June 21, 2019

Disinformation is something that affects millions of people all around the world, and every time it’s easier to spot the harm that it causes. Due to the large-scale spread of the phenomenon and its troublesome effect on youth in recent years, high schools and other educational institutions have begun inviting fact-checkers to their campuses to give workshops or presentations about their methodology.

At Chequeado, our education team set out to conduct a global diagnostic. We conducted research in early 2019 to try to map out organizations from different fields that are teaching literacy in media, data, fact-checking, information and disinformation around the world. The team studied their research, projects, programs, activities and academic resources.  

The results of this investigation were eye-opening: We discovered more than 200 pieces of content created by about 100 organizations that we organized into categories and shared. I had the opportunity of presenting these findings with community members of the International Fact-Checking Network who are involved with educational work at Global Fact 6 in Cape Town, South Africa.  

It’s truly encouraging to see how fact-checkers have recently begun designing and developing educational programs. One year ago, during Global Fact 5 in Rome, Italy, there were only a handful of educational initiatives geared towards adolescents. Now, there are more than 15 educational initiatives by fact-checkers being run in local high schools all throughout the globe.

Nonetheless, there is still much work to be done. The majority of these projects are very new, not easy to replicate and run by journalists with very little to no experience in secondary schooling. For this reason, I’d like to share some advice that the educational team at Chequeado has learned over the last five years through our programming.

Telling isn’t teaching

When we set out to teach our methodology, the first thing we tend to do is explain our own work. Before Chequeado formally developed its Education Program, the editorial team would lead workshops in which they’d simply tell students how they conducted fact-checking in the hopes that this would teach them to do the same. But simply listening to our experiences isn’t enough; we know that it’s better when activities put forward engaging narratives that involve the students.

Renowned educational reformer John Dewey believed in learning by doing. He wrote that creating “pedagogical analogies” in which we train for certain skillsets that are more relevant to student activities can bring in better results.

For example, if we want to teach students how to “think methodologically,” we can engage them with activities that directly activate their research and thinking skills. Here’s one example of how workshop leaders can do this:

  1. Show the students a communication device made with two plastic cups connected by a thread tied to each of their bases.
  2. Offer the students different explanations for why the sound is able to travel from side to side, and discuss the various theories with them.
  3. Prompt them to pick one of the theories and see if they can test it, designing their own experiments to run on the device to try and definitively confirm or deny anything.

Don’t teach fact-checking, teach skills

Part of our human essence drives us to replicate ourselves. Many journalists share this tendency; they want to create more journalists. If we want to help strengthen citizens that can better exercise their critical thinking and participate in the public debate, we should teach skills that allow them to do so, not just one specialty like fact-checking, or one verification tool.

Teaching fact-checking can be didactically effective (or not) depending on how motivated and incentivized the students are, not just the teachers.
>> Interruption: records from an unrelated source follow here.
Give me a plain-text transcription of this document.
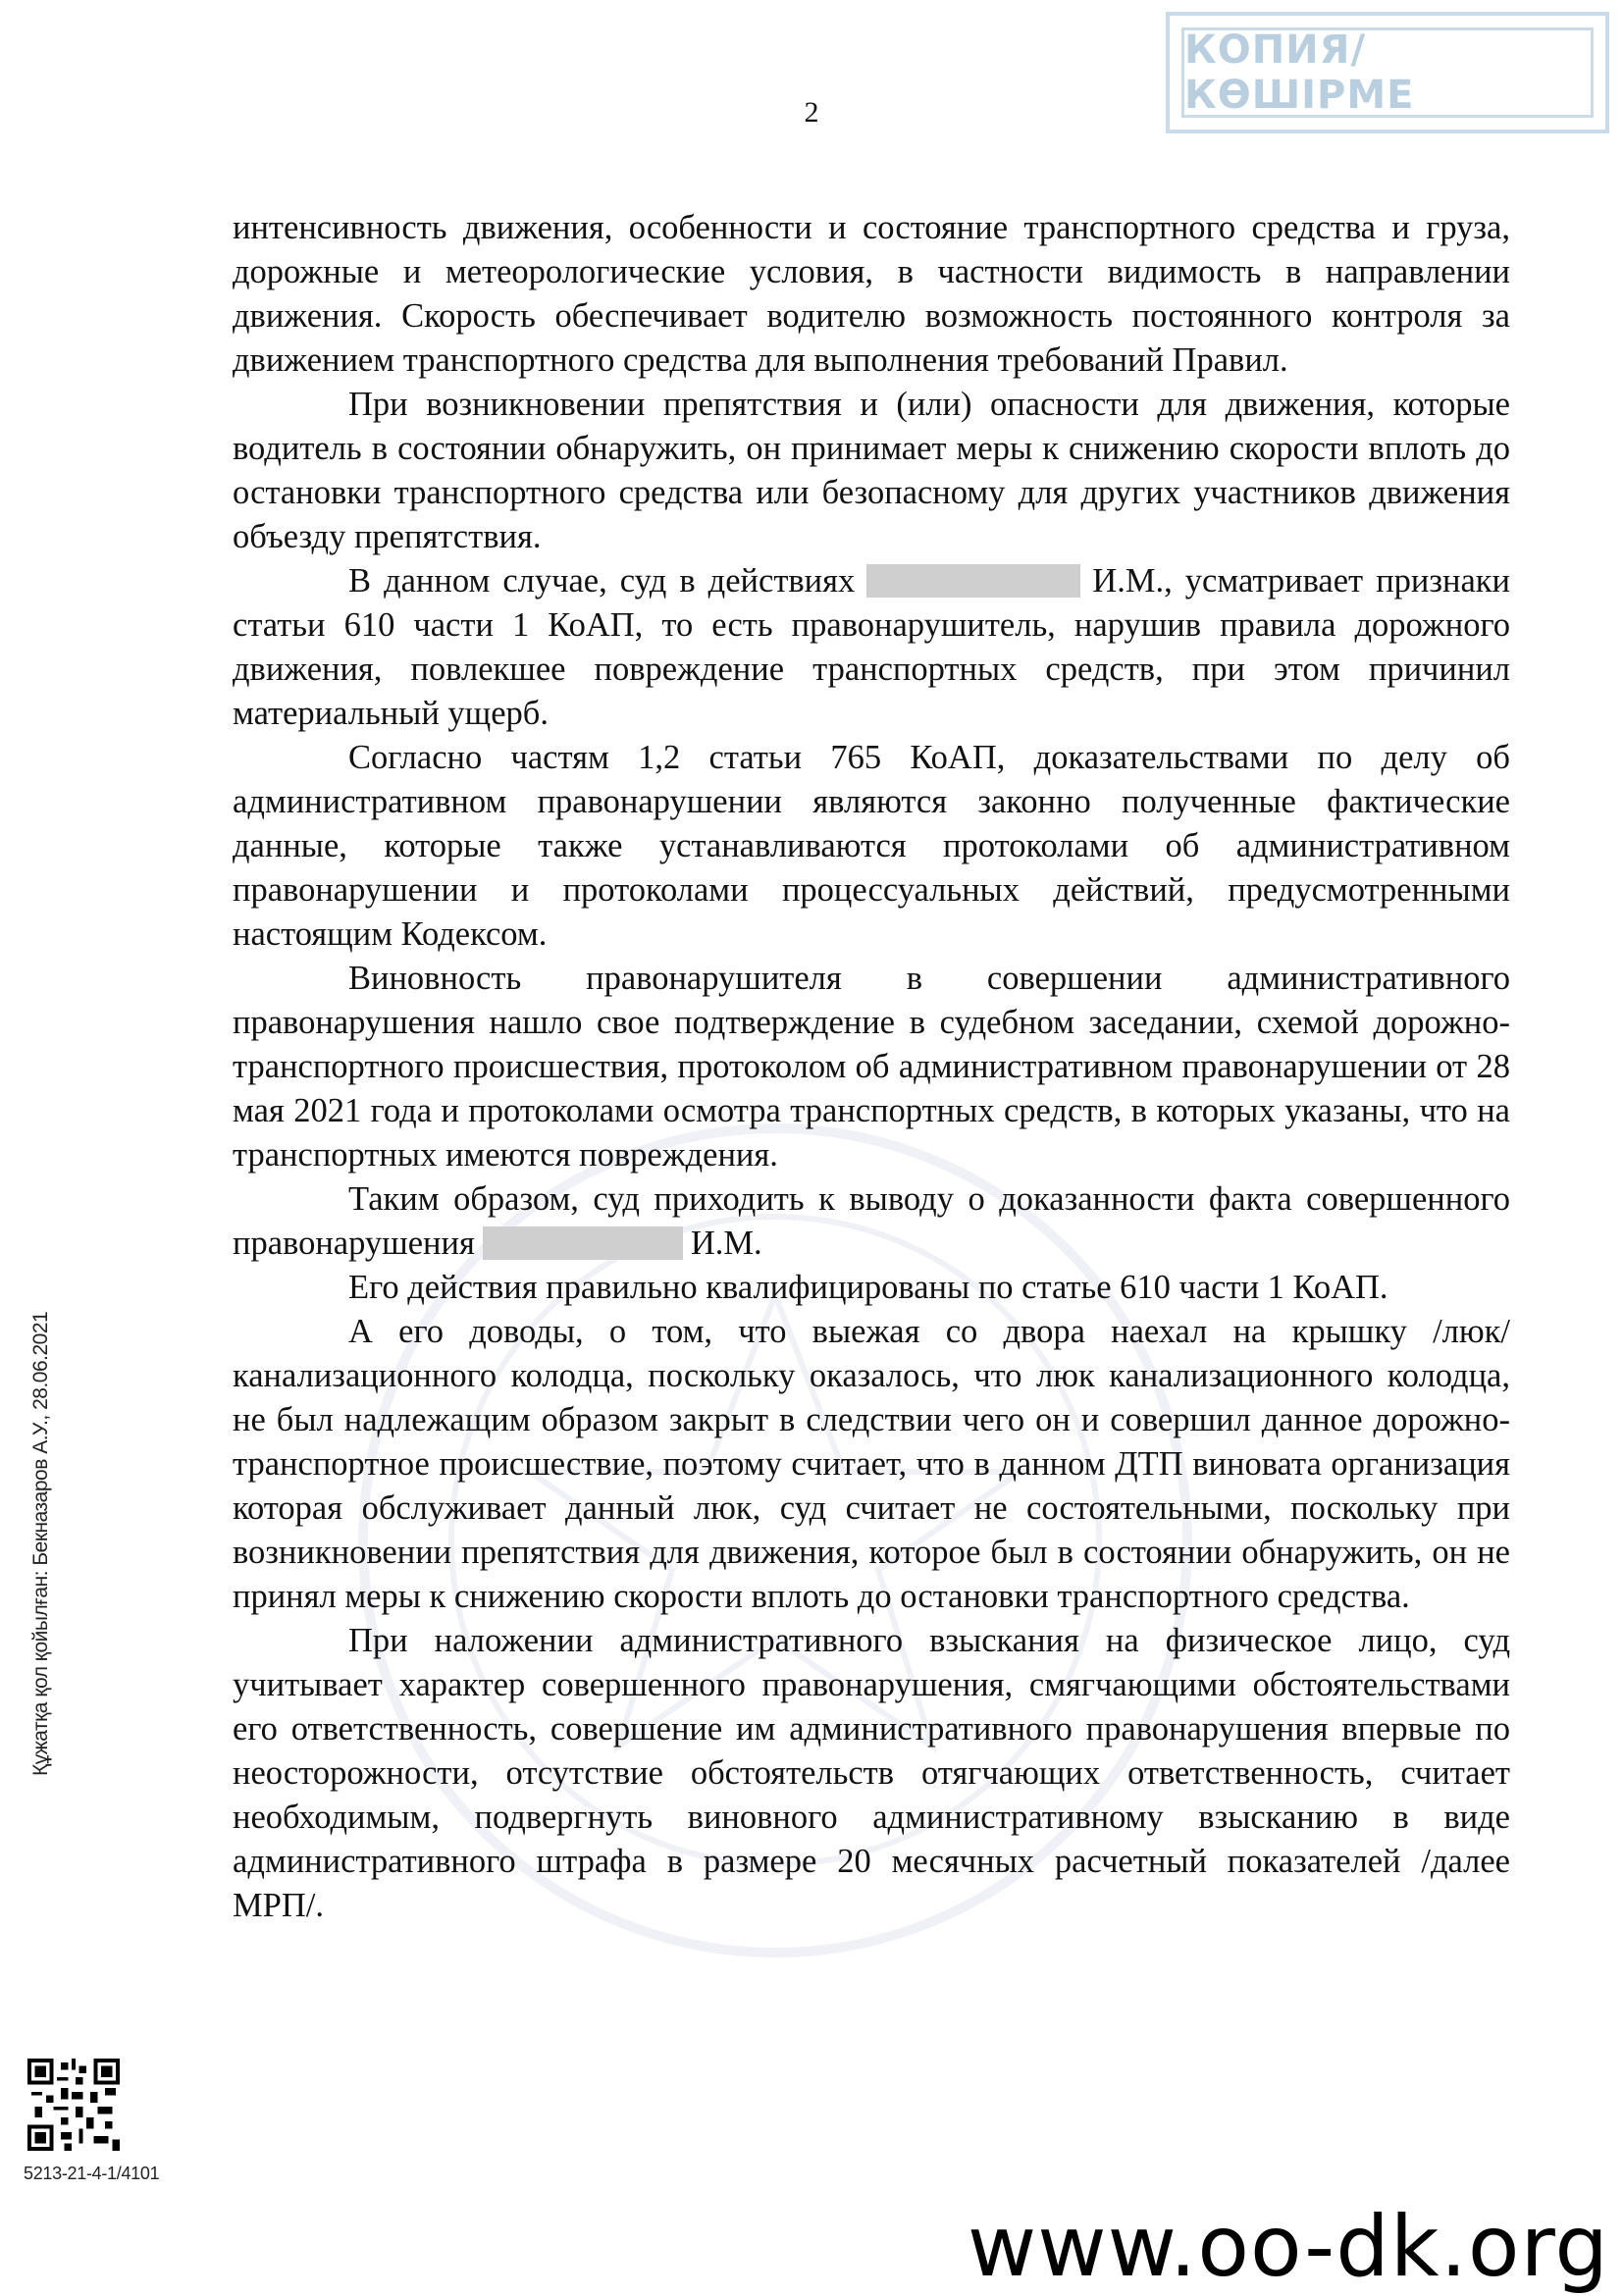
КОПИЯ/КӨШІРМЕ
2

интенсивность движения, особенности и состояние транспортного средства и груза, дорожные и метеорологические условия, в частности видимость в направлении движения. Скорость обеспечивает водителю возможность постоянного контроля за движением транспортного средства для выполнения требований Правил.

При возникновении препятствия и (или) опасности для движения, которые водитель в состоянии обнаружить, он принимает меры к снижению скорости вплоть до остановки транспортного средства или безопасному для других участников движения объезду препятствия.

В данном случае, суд в действиях	И.М., усматривает признаки статьи 610 части 1 КоАП, то есть правонарушитель, нарушив правила дорожного движения, повлекшее повреждение транспортных средств, при этом причинил материальный ущерб.

Согласно частям 1,2 статьи 765 КоАП, доказательствами по делу об административном правонарушении являются законно полученные фактические данные, которые также устанавливаются протоколами об административном правонарушении и протоколами процессуальных действий, предусмотренными настоящим Кодексом.

Виновность правонарушителя в совершении административного правонарушения нашло свое подтверждение в судебном заседании, схемой дорожно-транспортного происшествия, протоколом об административном правонарушении от 28 мая 2021 года и протоколами осмотра транспортных средств, в которых указаны, что на транспортных имеются повреждения.

Таким образом, суд приходить к выводу о доказанности факта совершенного правонарушения	И.М.

Его действия правильно квалифицированы по статье 610 части 1 КоАП.

А его доводы, о том, что выежая со двора наехал на крышку /люк/ канализационного колодца, поскольку оказалось, что люк канализационного колодца, не был надлежащим образом закрыт в следствии чего он и совершил данное дорожно-транспортное происшествие, поэтому считает, что в данном ДТП виновата организация которая обслуживает данный люк, суд считает не состоятельными, поскольку при возникновении препятствия для движения, которое был в состоянии обнаружить, он не принял меры к снижению скорости вплоть до остановки транспортного средства.

При наложении административного взыскания на физическое лицо, суд учитывает характер совершенного правонарушения, смягчающими обстоятельствами его ответственность, совершение им административного правонарушения впервые по неосторожности, отсутствие обстоятельств отягчающих ответственность, считает необходимым, подвергнуть виновного административному взысканию в виде административного штрафа в размере 20 месячных расчетный показателей /далее МРП/.

Құжатқа қол қойылған: Бекназаров А.У., 28.06.2021
5213-21-4-1/4101
www.oo-dk.org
That’s why it’s crucial to think about what skills we want to teach, and then build an experience, activity or project around this goal. The tools and strategies we use now will become obsolete when technology and the world of disinformation inevitably changes. If we focus our energies on developing skills, students will be able to adapt their knowledge effectively in a constantly evolving digital world.

There are different schemas for deciding which skills to teach. At Cheqeuado, we adopt two skillsets from the “Partnership for 21st Century Learning,” an American nonprofit that offers guides and resources online for educators. Using these, we put together our own framework construct our own framework and organize them into three principles.

Revise your curriculum/programming

Fact-checkers pride themselves in the way they back their articles with hard evidence, something that shouldn’t be forgotten when they transform themselves into educators. Is your curriculum, activity or initiative truly teaching the skill you set out to teach? What feedback are you going to need to be able to answer that question? Check the effectiveness of your pedagogical programming with the same professional rigor you use to write your articles. If you turn to the academic community to help answer this question, you’ll surely find methodologies and researchers that could be of great help.

Share what you do with this community

There are many people and organizations working on the same problem, as academics, educators, fact-checkers, neuroscientists, psychologists and other communicators. But since each one pertains to a different field, there’s little collaboration. We use different terms to refer to the same thing, look at the same problem through different lenses, and we all have different priorities. If we start to overcome our differences and recognize our potential as an educational ecosystem, we’ll be able to enrich our work in the future.

These pieces of advice are the result of our accomplishments and failures from carrying out projects like Chequeado+, in which we taught thousands of adolescent students skills to participate in public debate. They also surge from joint research we’ve conducted with academics and neuroscientists, and can be helpful to those who are interested in embarking on the wonderful world of teaching youth.

There are excellent examples within the community of the IFCN of innovative proposals focused on high schools, like the work of Factcheck.it or the projects that Africa Check is beginning to develop. In the last year, a lot has been added to this new educational community. I can’t wait to see where we find ourselves at next year’s Global Fact 7, to be held in Oslo, Norway.